Polish poet, writer and art dealer

Léopold Zborowski (1889–1932) was a Polish poet, writer and art dealer.

==Biography==
He was born in Zaleszczyki, in what was then Kingdom of Galicia and Lodomeria of Austria-Hungary (now a part of Ukraine), to a Jewish family.

Zborowski and his wife Anna (Hanka Zborowska) were contemporaries with Parisian artists such as Chaïm Soutine, André Derain and Amedeo Modigliani, who painted Zborowski's portraits. Léopold Zborowski was Amedeo Modigliani's primary art dealer and friend during the artist's final years, organizing his expositions and letting the Leghorn (Livorno) artist use his house as an atelier. He also was the first art dealer of René Iché, Chaïm Soutine, Maurice Utrillo, Émile Savitry, Marc Chagall and André Derain. There are three portraits of him by Modigliani, including a 173/4" by 103/4" artwork sold for $1,464,000 at Sotheby's in 2003.

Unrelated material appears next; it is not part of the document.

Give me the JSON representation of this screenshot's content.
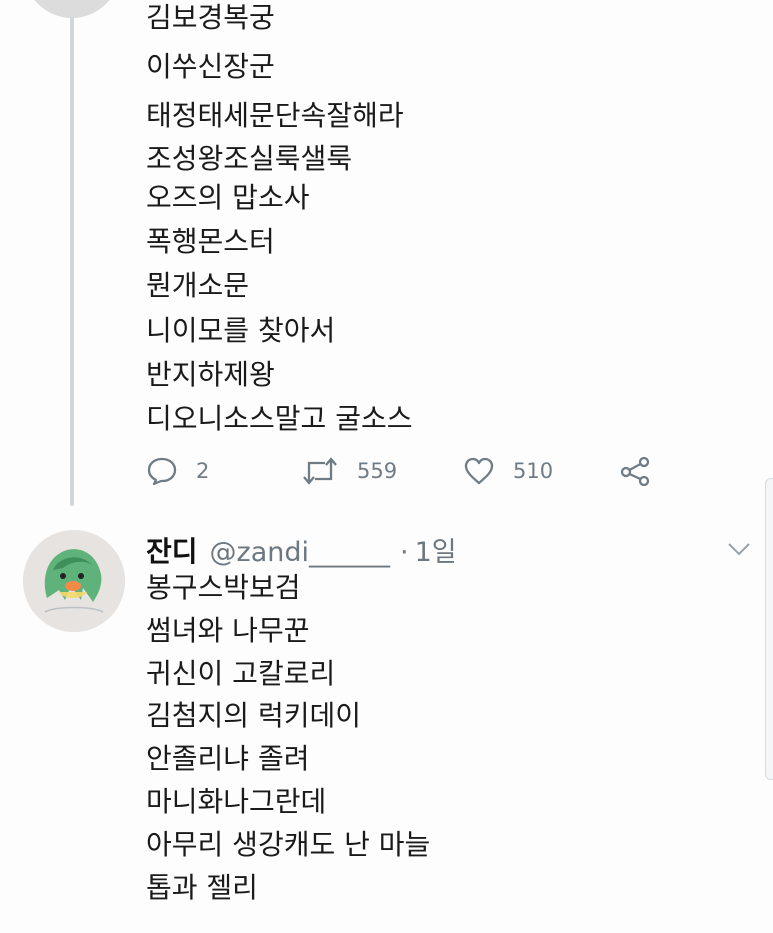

As Modigliani's art dealer, Zborowski accumulated a small fortune, which he lost during the Great Depression of the 1930s, ultimately dying poor in Paris in 1932 of a heart attack. His widow was forced to sell his whole collection, which is now completely dispersed.

His relationship with Modigliani, Utrillo and Soutine was dramatized by Dennis McIntrye in his play which was ultimately filmed as Modì, Three Days on the Wing of Madness, where he was portrayed by Stephen Graham.